Bir kişi darbe ile ülkeyi ele geçirip bütün varlığımızı daha dün bu ülkeyi işgal etmiş Haçlılara üç beş milyar dolara satsa ve Türkiye’yi misyonerler için cennet haline getirse o kişi erinde geçinde hesap verir belki de ipte sallanır, amma aynı şey, o güçlerle işbirliği yapan ele geçirilen  “demokrasi eldiveni” ile yapıldığında, geride  iz bırakılmaz, hesap soracak kişi bulamazsınız, çünkü bu soyguna, bizzat milletin kendisi, yani senin benim “cüzî iradem” âlet edilmiş ve,  “Halkın tercihi bu, ne yapılabilir ki” denmiş, dedirtilmiştir.

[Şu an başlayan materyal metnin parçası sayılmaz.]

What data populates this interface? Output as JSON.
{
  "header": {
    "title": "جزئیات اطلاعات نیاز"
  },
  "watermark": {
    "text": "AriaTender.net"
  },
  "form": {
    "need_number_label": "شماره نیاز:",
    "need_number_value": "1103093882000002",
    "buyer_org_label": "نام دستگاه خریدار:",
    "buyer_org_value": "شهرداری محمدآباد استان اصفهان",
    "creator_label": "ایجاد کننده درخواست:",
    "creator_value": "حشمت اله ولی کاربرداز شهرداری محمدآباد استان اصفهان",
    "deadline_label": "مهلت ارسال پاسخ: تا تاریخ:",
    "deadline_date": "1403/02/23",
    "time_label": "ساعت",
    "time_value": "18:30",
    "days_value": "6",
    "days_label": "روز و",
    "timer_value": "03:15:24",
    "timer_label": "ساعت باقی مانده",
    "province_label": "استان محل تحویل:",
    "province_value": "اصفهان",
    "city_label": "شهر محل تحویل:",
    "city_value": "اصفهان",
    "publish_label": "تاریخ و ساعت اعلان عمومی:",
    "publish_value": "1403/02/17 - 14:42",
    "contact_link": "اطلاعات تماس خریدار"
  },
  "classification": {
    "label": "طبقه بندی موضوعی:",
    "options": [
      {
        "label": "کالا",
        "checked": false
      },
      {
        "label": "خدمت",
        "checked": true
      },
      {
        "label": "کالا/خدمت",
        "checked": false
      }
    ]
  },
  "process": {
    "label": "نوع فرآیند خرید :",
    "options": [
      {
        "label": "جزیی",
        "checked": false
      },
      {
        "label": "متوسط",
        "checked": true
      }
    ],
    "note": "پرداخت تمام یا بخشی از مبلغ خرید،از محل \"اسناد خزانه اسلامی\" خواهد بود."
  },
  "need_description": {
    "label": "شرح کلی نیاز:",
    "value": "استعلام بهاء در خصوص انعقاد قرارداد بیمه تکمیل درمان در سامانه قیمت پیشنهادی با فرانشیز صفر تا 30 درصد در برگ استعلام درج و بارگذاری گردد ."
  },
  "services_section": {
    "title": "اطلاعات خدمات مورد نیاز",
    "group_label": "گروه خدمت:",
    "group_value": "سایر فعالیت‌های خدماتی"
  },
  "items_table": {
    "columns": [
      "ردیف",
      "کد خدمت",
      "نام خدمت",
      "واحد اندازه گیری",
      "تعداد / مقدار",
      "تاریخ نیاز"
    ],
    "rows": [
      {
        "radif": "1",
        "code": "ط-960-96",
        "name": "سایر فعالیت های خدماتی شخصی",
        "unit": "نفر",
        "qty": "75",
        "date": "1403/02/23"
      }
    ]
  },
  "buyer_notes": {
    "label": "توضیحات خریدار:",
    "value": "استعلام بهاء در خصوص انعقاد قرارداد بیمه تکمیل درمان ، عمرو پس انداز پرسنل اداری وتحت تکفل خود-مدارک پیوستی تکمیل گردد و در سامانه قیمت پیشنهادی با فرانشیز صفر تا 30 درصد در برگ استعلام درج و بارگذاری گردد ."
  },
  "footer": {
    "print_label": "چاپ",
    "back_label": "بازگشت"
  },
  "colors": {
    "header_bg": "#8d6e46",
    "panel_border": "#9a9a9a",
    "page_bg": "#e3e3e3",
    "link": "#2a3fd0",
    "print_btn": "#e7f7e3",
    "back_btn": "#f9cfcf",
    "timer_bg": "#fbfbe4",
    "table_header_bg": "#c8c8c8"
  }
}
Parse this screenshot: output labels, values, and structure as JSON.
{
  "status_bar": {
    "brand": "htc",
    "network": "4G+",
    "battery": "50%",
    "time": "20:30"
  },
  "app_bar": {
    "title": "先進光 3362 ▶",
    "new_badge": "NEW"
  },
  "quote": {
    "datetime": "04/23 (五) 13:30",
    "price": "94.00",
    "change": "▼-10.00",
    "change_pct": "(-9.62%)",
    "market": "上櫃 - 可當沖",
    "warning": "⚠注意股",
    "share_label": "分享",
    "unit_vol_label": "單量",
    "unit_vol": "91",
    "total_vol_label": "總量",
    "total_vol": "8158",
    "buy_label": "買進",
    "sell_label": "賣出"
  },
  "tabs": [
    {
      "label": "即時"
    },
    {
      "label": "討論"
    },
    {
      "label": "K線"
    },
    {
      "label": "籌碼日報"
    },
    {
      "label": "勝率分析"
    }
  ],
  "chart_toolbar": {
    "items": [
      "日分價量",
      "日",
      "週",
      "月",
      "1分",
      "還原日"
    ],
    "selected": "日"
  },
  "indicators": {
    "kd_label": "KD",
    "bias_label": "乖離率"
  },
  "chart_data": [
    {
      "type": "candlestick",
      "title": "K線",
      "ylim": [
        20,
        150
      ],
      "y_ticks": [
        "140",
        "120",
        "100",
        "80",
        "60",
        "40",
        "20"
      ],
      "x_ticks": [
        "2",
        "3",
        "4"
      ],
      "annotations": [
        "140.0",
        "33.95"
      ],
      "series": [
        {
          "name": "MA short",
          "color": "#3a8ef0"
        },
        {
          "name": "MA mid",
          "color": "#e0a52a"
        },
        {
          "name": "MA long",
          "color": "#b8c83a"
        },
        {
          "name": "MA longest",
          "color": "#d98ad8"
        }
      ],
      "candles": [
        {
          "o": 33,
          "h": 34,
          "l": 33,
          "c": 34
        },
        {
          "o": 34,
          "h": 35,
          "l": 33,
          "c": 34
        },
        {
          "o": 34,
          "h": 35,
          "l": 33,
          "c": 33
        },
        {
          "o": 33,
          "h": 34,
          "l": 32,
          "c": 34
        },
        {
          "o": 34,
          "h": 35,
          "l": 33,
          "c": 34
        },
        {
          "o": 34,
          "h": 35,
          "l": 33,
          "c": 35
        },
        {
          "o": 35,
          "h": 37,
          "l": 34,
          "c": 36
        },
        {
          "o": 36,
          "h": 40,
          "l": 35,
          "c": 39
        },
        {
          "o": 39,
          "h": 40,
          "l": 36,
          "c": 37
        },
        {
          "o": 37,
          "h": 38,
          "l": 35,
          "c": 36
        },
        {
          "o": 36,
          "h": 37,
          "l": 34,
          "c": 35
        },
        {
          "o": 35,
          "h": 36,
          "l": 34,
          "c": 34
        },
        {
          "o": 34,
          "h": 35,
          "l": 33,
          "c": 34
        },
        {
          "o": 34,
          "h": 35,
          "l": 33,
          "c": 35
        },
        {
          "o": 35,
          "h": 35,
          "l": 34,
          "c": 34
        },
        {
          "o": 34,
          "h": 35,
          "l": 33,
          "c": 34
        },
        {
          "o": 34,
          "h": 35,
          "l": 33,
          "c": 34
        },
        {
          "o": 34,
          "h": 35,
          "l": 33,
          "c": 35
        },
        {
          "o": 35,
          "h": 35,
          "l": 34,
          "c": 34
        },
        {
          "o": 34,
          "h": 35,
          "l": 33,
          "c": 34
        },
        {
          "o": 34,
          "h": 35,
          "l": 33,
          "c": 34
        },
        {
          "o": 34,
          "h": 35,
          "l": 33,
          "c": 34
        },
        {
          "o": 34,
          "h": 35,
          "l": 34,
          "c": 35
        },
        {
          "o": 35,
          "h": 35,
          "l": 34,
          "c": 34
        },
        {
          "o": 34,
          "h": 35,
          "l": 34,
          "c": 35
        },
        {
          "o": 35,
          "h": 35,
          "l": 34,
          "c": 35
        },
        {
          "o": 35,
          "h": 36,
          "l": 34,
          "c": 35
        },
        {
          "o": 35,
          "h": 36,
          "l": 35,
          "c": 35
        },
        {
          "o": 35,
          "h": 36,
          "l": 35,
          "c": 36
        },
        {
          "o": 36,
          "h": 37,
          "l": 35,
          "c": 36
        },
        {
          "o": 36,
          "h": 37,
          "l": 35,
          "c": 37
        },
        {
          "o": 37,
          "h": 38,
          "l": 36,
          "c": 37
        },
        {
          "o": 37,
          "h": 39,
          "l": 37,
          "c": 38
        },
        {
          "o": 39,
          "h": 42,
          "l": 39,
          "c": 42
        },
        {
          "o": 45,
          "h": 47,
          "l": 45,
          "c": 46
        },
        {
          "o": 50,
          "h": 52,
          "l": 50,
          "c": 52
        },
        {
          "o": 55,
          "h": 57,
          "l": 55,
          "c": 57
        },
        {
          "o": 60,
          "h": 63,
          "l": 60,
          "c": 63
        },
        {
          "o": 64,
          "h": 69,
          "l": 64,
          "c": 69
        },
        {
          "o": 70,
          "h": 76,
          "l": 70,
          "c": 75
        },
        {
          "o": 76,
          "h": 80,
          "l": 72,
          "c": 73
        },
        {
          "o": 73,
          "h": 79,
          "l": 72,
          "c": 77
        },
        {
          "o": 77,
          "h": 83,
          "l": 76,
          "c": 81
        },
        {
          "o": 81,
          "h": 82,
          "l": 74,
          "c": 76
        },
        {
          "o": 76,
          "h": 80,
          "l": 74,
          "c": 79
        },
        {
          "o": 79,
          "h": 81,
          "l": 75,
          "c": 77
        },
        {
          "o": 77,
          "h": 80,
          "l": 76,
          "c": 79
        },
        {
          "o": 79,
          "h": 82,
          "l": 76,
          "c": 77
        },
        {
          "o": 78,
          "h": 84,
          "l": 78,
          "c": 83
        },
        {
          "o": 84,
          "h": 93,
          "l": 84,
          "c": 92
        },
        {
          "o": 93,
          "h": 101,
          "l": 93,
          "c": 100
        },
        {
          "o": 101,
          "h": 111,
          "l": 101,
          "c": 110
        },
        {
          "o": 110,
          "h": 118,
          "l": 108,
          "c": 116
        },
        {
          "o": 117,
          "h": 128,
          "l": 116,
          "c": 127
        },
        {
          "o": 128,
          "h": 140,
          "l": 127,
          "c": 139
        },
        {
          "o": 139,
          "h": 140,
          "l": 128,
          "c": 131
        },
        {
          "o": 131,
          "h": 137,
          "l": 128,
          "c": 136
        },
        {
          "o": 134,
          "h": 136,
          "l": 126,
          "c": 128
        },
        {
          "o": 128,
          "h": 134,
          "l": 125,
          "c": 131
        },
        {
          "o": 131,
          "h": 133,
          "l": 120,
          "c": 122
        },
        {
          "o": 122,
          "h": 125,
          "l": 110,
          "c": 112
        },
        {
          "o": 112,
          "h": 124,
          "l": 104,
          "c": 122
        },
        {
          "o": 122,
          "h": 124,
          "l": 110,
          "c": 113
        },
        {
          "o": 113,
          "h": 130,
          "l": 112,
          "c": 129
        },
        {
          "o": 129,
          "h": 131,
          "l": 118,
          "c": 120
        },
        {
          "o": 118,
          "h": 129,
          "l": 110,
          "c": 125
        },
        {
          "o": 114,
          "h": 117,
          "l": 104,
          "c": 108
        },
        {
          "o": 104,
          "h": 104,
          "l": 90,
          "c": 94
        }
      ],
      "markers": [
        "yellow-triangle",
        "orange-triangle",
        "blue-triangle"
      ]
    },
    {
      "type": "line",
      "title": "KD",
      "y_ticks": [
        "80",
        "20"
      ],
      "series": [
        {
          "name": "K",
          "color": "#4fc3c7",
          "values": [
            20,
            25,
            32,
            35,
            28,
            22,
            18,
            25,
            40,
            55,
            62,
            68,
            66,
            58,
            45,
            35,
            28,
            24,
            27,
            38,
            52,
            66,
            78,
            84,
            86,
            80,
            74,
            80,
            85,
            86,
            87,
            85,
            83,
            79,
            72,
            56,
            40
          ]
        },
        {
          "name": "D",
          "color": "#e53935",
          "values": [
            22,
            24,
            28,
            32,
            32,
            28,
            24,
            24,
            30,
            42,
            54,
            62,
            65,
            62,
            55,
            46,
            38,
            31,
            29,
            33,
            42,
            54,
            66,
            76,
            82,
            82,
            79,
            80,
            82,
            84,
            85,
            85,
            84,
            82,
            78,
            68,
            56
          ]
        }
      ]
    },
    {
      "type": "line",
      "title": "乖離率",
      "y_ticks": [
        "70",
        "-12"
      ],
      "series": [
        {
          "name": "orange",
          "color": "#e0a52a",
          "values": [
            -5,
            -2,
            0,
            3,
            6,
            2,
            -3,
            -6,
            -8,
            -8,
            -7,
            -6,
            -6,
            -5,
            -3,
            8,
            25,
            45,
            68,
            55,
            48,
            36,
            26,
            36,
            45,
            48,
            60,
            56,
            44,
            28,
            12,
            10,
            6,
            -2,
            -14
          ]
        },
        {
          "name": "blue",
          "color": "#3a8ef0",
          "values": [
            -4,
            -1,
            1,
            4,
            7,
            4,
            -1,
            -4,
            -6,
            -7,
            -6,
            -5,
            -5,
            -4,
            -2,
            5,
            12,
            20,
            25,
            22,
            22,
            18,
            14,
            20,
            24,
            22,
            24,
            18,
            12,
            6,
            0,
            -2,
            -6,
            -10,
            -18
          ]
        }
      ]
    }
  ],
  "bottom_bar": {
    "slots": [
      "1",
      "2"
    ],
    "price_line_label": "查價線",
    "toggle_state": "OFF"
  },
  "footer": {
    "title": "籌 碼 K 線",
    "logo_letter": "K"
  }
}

Oysa böyle bir şey “halkın tercihi” olabilir mi!
Velhasıl “Demokrasi” ilacı ile milletler öyle bir dönüştürülür ki, meselâ Türk milleti gibi bir millet için bile Claudia Roth’un söylediği Mustafa Kemal’in, George Bush’un’un Evangelist görüşleri Hz. Muhammed(s.a.v)’in görüşlerinden daha fazla uygulama alanı ve müşteri bulabilir de, millet bunun farkına bile varmaz, varamayabilir.